A justificativa do Comitê é que isso prejudicaria o financiamento de políticas públicas e também porque cortes no imposto "não costumam ser repassadas ao consumidor final".
Na semana passada, o governo federal anunciou que, diante da guerra no Oriente Médio e da escalada no preço do petróleo, com a possibilidade de desabastecimento de óleo diesel no país, não cobrará impostos (PIS e Cofins) sobre esse combustível.
Na ocasião, o presidente Luiz Inácio Lula da Silva pediu, também, "boa vontade" dos governadores para reduzir também o ICMS sobre combustíveis.
Foram anunciados, ainda, aumento do imposto de exportação sobre o petróleo; subvenção (incentivo) aos produtores e importadores de diesel e ações para fiscalizar o repasse do custo das medidas ao consumidor.

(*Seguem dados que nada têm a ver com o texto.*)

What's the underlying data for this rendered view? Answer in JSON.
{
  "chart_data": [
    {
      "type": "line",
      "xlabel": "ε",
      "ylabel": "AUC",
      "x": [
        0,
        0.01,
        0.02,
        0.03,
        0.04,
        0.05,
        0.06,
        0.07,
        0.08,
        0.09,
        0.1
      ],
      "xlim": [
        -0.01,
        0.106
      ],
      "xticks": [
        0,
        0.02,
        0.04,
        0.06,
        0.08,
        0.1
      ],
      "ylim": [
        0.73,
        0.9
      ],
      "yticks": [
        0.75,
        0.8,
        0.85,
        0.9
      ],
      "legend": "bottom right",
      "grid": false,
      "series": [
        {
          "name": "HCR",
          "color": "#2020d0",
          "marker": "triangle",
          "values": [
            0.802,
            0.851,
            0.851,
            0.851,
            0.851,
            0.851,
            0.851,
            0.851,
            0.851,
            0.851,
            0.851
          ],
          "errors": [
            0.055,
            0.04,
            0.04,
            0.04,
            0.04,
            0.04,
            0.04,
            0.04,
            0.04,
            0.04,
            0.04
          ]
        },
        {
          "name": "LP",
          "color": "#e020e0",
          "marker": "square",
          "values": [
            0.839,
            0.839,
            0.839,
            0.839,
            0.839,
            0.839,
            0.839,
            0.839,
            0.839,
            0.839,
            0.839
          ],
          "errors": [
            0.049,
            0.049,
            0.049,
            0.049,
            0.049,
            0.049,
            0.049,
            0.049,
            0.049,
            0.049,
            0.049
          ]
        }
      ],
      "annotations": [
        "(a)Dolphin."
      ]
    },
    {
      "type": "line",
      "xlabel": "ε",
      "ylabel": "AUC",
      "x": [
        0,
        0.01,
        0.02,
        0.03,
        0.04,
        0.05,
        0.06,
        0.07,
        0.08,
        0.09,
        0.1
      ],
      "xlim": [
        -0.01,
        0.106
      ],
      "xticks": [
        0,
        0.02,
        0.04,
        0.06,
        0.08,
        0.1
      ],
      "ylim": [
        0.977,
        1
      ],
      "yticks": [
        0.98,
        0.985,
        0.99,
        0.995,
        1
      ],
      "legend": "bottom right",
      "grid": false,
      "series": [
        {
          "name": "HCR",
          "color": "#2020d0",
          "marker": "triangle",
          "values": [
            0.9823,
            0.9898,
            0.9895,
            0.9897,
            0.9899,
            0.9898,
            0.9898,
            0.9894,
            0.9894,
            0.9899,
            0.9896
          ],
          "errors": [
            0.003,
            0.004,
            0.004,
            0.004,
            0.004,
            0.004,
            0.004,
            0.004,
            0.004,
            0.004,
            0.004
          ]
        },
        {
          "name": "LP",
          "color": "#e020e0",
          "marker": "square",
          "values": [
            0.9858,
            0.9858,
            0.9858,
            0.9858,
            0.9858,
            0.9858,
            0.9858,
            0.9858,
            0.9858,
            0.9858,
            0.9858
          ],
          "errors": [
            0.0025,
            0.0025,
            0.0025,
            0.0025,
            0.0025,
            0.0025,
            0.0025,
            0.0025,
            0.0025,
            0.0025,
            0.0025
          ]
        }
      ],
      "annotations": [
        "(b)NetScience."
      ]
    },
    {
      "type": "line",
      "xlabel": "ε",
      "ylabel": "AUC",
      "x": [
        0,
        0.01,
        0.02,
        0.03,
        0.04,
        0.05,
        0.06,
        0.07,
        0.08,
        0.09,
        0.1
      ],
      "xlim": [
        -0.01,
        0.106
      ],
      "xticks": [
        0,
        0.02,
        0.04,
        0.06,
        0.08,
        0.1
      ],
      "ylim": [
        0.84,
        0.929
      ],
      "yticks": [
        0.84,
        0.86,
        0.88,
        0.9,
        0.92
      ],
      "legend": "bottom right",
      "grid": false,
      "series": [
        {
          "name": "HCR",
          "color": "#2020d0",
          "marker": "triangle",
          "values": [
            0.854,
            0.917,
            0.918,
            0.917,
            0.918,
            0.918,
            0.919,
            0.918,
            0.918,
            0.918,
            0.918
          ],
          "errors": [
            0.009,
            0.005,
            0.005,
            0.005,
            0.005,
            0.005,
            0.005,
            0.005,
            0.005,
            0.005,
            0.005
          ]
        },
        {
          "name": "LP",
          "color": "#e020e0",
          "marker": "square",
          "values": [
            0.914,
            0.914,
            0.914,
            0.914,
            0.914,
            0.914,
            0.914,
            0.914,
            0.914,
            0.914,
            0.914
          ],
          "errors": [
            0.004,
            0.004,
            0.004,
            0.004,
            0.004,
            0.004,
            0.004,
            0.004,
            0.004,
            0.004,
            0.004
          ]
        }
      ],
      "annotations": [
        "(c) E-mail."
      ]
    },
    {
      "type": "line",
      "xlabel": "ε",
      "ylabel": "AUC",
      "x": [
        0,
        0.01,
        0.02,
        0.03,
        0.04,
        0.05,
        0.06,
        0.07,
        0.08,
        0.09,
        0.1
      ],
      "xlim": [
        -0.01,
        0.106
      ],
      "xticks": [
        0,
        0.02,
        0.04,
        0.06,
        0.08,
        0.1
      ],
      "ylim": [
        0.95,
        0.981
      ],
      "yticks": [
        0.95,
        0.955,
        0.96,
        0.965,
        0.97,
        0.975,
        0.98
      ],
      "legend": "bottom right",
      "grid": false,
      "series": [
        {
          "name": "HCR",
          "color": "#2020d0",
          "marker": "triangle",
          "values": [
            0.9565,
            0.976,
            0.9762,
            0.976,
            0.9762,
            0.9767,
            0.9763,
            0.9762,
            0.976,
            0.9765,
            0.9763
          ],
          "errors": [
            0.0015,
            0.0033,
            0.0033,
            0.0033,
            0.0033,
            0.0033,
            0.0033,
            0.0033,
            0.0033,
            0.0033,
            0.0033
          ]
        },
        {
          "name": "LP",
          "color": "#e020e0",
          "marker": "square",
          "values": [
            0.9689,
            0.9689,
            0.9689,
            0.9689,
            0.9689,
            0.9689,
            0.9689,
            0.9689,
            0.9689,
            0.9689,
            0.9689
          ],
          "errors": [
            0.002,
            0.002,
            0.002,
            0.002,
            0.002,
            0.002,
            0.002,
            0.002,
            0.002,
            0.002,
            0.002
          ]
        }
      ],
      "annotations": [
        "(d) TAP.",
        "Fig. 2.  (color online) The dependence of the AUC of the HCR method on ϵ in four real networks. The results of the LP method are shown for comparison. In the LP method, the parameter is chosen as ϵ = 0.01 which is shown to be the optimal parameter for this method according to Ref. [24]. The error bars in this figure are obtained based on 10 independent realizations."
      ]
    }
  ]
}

O Comsefaz diz que a "reiterada prática mostra, com nitidez, que reduções de preços como as reduções tributárias não costumam ser repassadas ao consumidor final".
E cita publicação do Instituto de Pesquisa em Petróleo, Gás e Biocombustíveis (Ineep) do fim de 2025, segundo a qual "parte relevante do esforço tende a ser absorvida ao longo da cadeia de distribuição e revenda, limitando seu efeito nas bombas".